Eu isolei ele do mundo e me isolei com ele. Perdi amigos e oportunidades pelo fato de que, se eu fosse fazer algo sozinha (sem ele) abriria um precedente para ele poder fazer o mesmo, o que seria a abertura da porteira pra ele se apaixonar por outra e terminar comigo (ou me trair, o que seria ainda pior).

Eu criei o mundo perfeito onde éramos praticamente ele e eu. Mas esse mundo “perfeito” foi ficando chato, monótono e repetitivo e simplesmente se quebrou. E eu estava praticamente sozinha, com poucos amigos que me restaram, sem outros programas para fazer e companhias para sair. Minha saída era chorar ou arrumar outro namorado. E foi o que eu fiz, e claramente não foi a solução adequada.

E somente aos poucos eu estou percebendo o erro dos meus comportamentos e estou aprendendo muito com isso… Fui vendo o quanto minhas atitudes muitas vezes eram inadequadas e exageradas. Talvez até infundadas! Nem eu gostaria de ter sido tratada da maneira que tratei. Confundia possessividade com amor e ciúmes com fidelidade.

Hoje estou orgulhosa da pessoa diferente que estou me tornando. Deixo o outro livre para sair, ir nas festas sem ficar com cobrancinhas, ligando toda hora exigindo atenção (para marcar território, na verdade) e quero a possibilidade de fazer o mesmo. Quero manter minha independência, sair com meus amigos, continuar meus projetos e fazer coisas novas (com o consagrado ou sem). E sempre me lembro que se a pessoa quiser trair, ela vai fazer de qualquer forma. Ela vai me dizer que está na casa da vó, mas está na cama com outra e eu não vou nem desconfiar. Mas se ela fizer isso, eu vou ter a consciência que o erro não foi meu e não vou me culpar por isso. Se eu descobrir, vou pensar que foi a outra pessoa que pôs tudo a perder e vou sair fora, ficar triste por uns dias (talvez umas semanas) e depois vou fazer piadinhas com meus chifres e bola pra frente!

Como essa mudança aconteceu?
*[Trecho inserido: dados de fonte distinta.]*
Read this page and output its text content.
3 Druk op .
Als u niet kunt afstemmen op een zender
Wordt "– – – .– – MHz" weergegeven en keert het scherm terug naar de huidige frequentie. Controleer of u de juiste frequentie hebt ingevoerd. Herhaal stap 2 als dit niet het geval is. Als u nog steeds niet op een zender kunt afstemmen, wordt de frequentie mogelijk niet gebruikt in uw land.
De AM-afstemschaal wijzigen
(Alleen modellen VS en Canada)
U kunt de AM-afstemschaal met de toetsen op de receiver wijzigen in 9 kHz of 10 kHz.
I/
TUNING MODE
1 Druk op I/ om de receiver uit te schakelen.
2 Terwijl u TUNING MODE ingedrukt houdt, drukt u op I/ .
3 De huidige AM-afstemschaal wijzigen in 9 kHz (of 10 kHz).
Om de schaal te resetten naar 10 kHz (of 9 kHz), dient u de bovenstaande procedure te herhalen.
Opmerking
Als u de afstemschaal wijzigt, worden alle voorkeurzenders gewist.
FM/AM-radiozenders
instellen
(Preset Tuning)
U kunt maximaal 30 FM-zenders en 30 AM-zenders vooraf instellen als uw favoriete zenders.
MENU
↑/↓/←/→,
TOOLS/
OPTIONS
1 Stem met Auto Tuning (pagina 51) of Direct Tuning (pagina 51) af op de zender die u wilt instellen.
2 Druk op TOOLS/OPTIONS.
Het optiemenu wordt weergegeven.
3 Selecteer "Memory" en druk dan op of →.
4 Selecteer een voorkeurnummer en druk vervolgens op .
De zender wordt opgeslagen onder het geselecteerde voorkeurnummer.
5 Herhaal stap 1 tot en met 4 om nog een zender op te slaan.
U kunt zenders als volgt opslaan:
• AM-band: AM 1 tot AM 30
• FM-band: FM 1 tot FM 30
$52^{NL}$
Sinceramente, parece ser um mix de fatores: ver o outro lado, sentir o que o outro sente, procurar alguém que te passe uma segurança maior e você mesma ter mais confiança em seu potencial parecem ser os itens básicos. E reconhecer que também pode ter sido abusiva e investigar os motivos disso também é fundamental. E terapia, claro!!

E lembrar sempre: Amor não é prisão. Amor é confiança e sinceridade.

 

2 thoughts on “E eu também fui uma companheira abusiva

  1. carolina goos says:

    Às vezes nos tornamos tão espelho do outro que o abuso também reflete.
    É libertador se livrar de tudo isso!